Le régime affirme qu’il dispose d’éléments de preuves d’un plan pensé avec certains ressortissants français, notamment 70 pages de transcriptions de conversations téléphoniques. Ce que dément Jean-Marie Michel Mokoko, qui attend son heure, comme il dit, privé de mouvements et de visites.
La routine et l’ennui ont néanmoins été récemment brisés par les visites successives d’un intermédiaire français et de l’ambassadeur de France.
Un binôme pour détendre l’atmosphère
Dimanche 22 mai, l’homme d’affaires français Jean-Yves Ollivier a franchi les barrages et contrôles des policiers qui montent la garde, en uniforme ou en civil. Ami proche de Denis Sassou-Nguesso, qu’il conseille et promeut à l’étranger, il se dit aussi diplomate de l’ombre. « J’agis en tant que Jean-Yves Ollivier, les gens me connaissent », explique-t-il.
M. Mokoko et M. Ollivier s’étaient déjà rencontrés un mois plus tôt. Malgré les efforts de l’émissaire de Denis Sassou-Nguesso, l’opposant n’a pas fait la déclaration escomptée, dans laquelle il était censé reconnaître la légitimité de la « nouvelle République ». Et donc la victoire de M. Sassou-Nguesso. Le texte qu’il devait lire a fait plusieurs allers-retours et fut amendé à la virgule près par les deux adversaires à la présidentielle. « Ce que me proposait M. Ollivier, c’était comme une capitulation. Pas question pour moi de plier face à un régime que Paris, Washington et l’Union européenne ne reconnaissent pas », explique M. Mokoko, joint par téléphone.
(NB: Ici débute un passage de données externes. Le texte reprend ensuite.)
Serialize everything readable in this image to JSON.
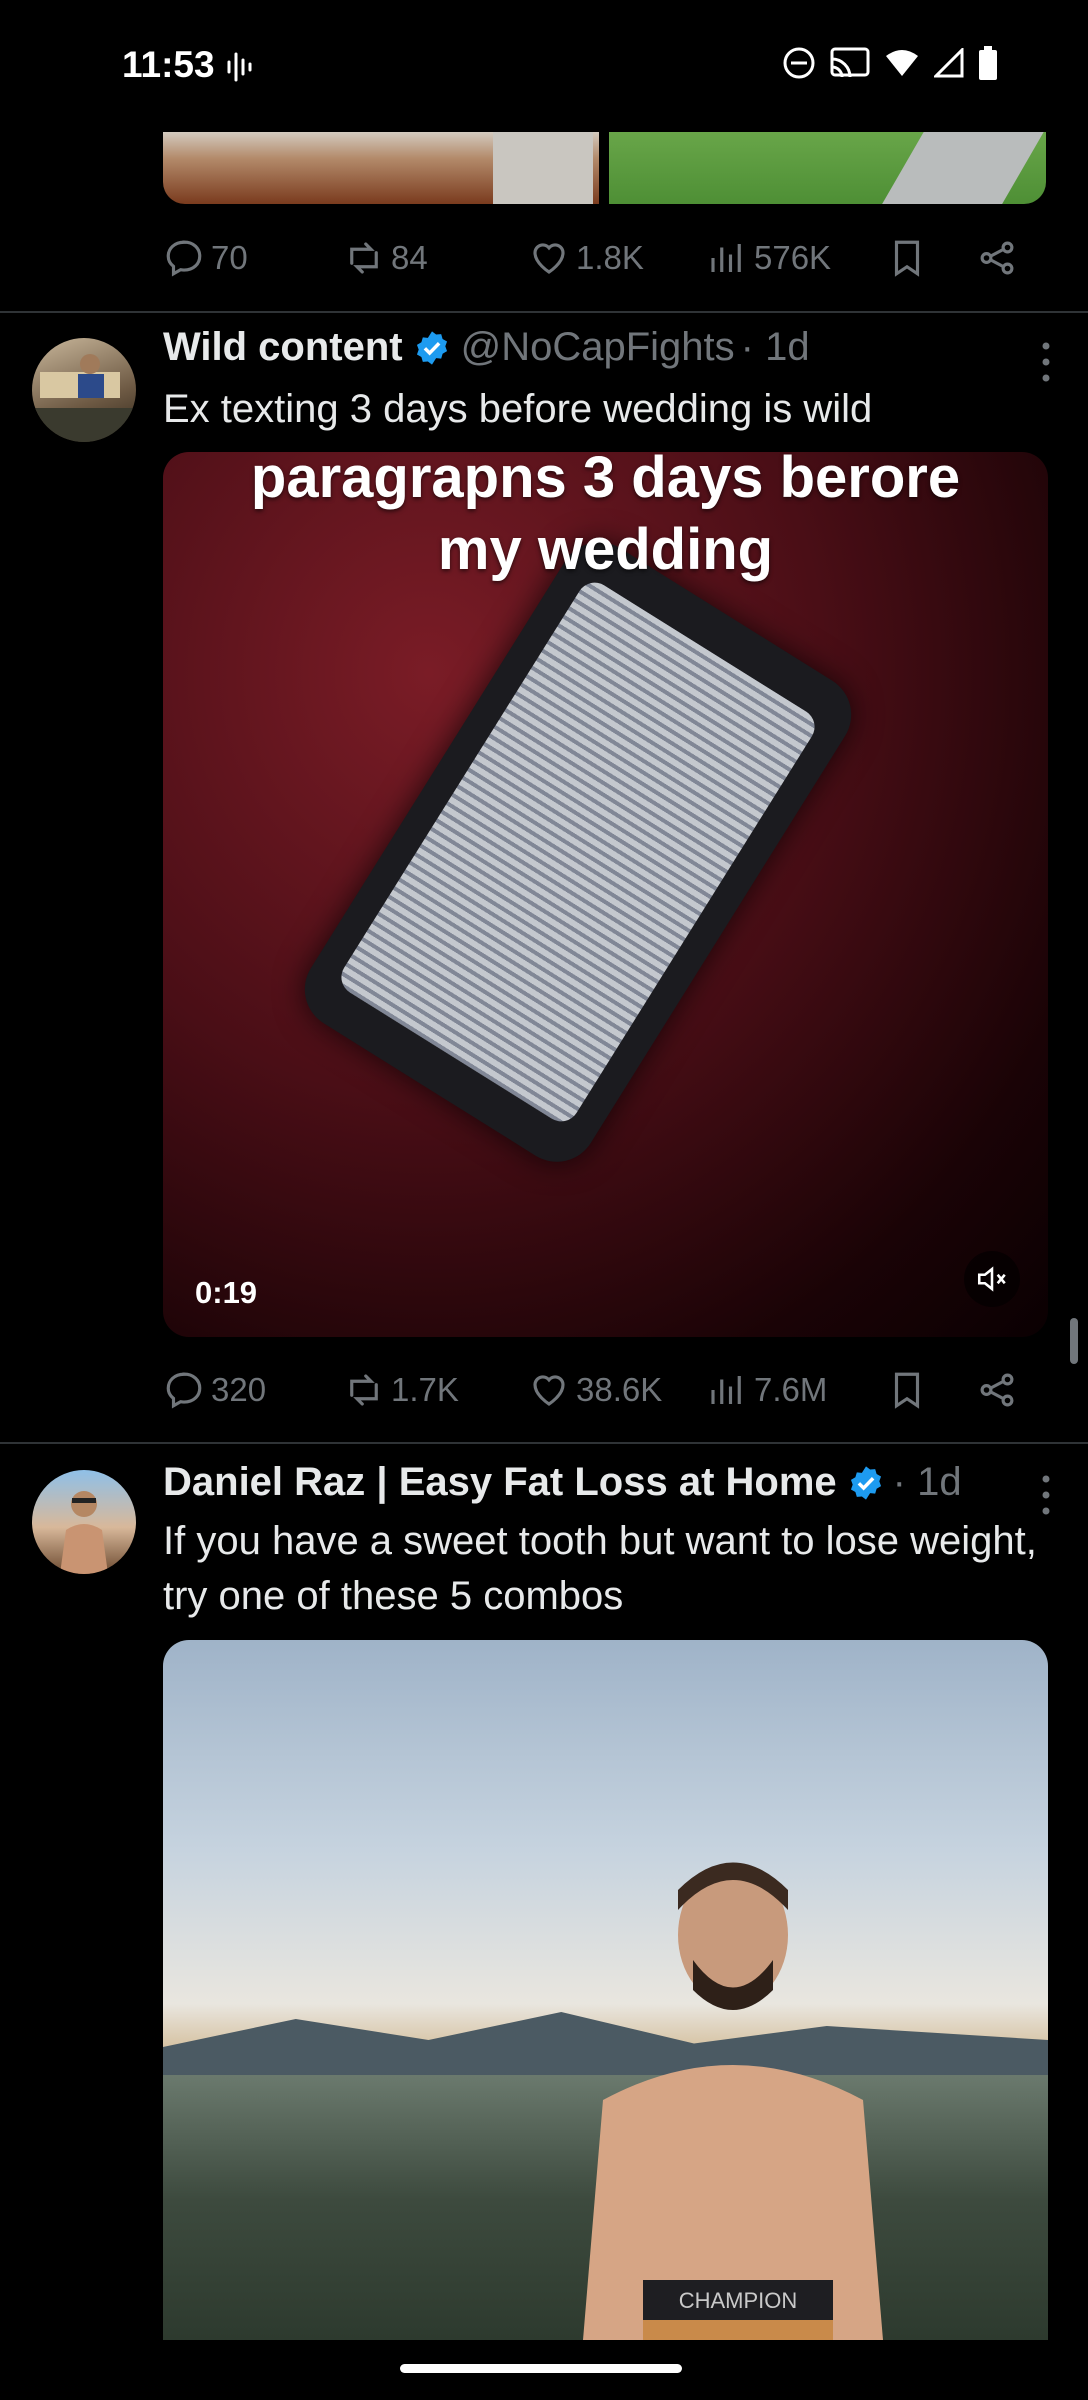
{
  "status_bar": {
    "time": "11:53"
  },
  "prev_tweet": {
    "actions": {
      "replies": "70",
      "retweets": "84",
      "likes": "1.8K",
      "views": "576K"
    }
  },
  "tweet1": {
    "author": "Wild content",
    "handle": "@NoCapFights",
    "time": "· 1d",
    "text": "Ex texting 3 days before wedding is wild",
    "video": {
      "caption_line1": "paragrapns 3 days berore",
      "caption_line2": "my wedding",
      "duration": "0:19"
    },
    "actions": {
      "replies": "320",
      "retweets": "1.7K",
      "likes": "38.6K",
      "views": "7.6M"
    }
  },
  "tweet2": {
    "author": "Daniel Raz | Easy Fat Loss at Home",
    "time": "· 1d",
    "text": "If you have a sweet tooth but want to lose weight, try one of these 5 combos",
    "photo_text": "CHAMPION"
  },
  "colors": {
    "background": "#000000",
    "muted": "#71767b",
    "verified": "#1d9bf0",
    "text": "#e7e9ea"
  }
}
Ce dimanche 22 mai, Jean-Yves Ollivier a donc un nouveau plan, et surtout un nouveau partenaire avec lequel il a coordonné cette négociation. Il s’agit de l’ambassadeur de France au Congo, Jean-Pierre Vidon. Ce diplomate, dont le mandat est arrivé à terme fin mai, a vu sa mission prolongée à Brazzaville pour tenter de détendre la situation politique congolaise et de trouver une issue à la situation de M. Mokoko. Cela afin de poser les bases d’une nouvelle relation entre la France et le Congo, qui n’a « jamais été aussi mauvaise », déplore-t-on à Paris.
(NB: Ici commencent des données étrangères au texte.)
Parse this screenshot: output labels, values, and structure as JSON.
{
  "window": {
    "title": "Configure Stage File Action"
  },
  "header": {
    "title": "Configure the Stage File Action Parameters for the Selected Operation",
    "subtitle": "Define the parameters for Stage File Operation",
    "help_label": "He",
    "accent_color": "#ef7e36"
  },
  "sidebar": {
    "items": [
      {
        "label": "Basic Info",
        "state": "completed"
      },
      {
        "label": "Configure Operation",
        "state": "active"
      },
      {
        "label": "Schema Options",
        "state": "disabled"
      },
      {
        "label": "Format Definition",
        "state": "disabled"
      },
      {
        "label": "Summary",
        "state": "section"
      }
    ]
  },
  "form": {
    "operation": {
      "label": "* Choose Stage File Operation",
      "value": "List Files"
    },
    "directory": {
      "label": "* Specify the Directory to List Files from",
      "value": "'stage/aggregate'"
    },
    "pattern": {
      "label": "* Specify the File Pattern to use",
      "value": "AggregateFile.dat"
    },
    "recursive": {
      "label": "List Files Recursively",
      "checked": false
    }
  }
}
Le Congo n’a d’ailleurs toujours pas d’ambassadeur en France, s’étant vu refuser l’agrément pour Alain Akouala Atipault, finalement nommé ministre des zones économiques spéciales dans le nouveau gouvernement. Pourtant, la normalisation diplomatique est amorcée : Bertrand Cochery va quitter l’ambassade de France à Conakry pour la Case de Gaulle à Brazzaville ; et l’ancien ministre des affaires étrangères congolais, Rodolphe Adada, devrait être proposé comme ambassadeur du Congo en France. Même si, pour le moment, aucune demande d’agrément d’ambassadeur n’a été transmise, indique-t-on à Paris.
Quid du binôme Ollivier-Vidon auprès de M. Mokoko pour négocier un apaisement et permettre de faciliter le réchauffement entre Paris et Brazzaville ? « M. Ollivier ne représente rien d’autre que lui-même et ses clients, il n’est en aucun cas mandaté par la France pour discuter avec M. Mokoko », précise-t-on à l’Elysée.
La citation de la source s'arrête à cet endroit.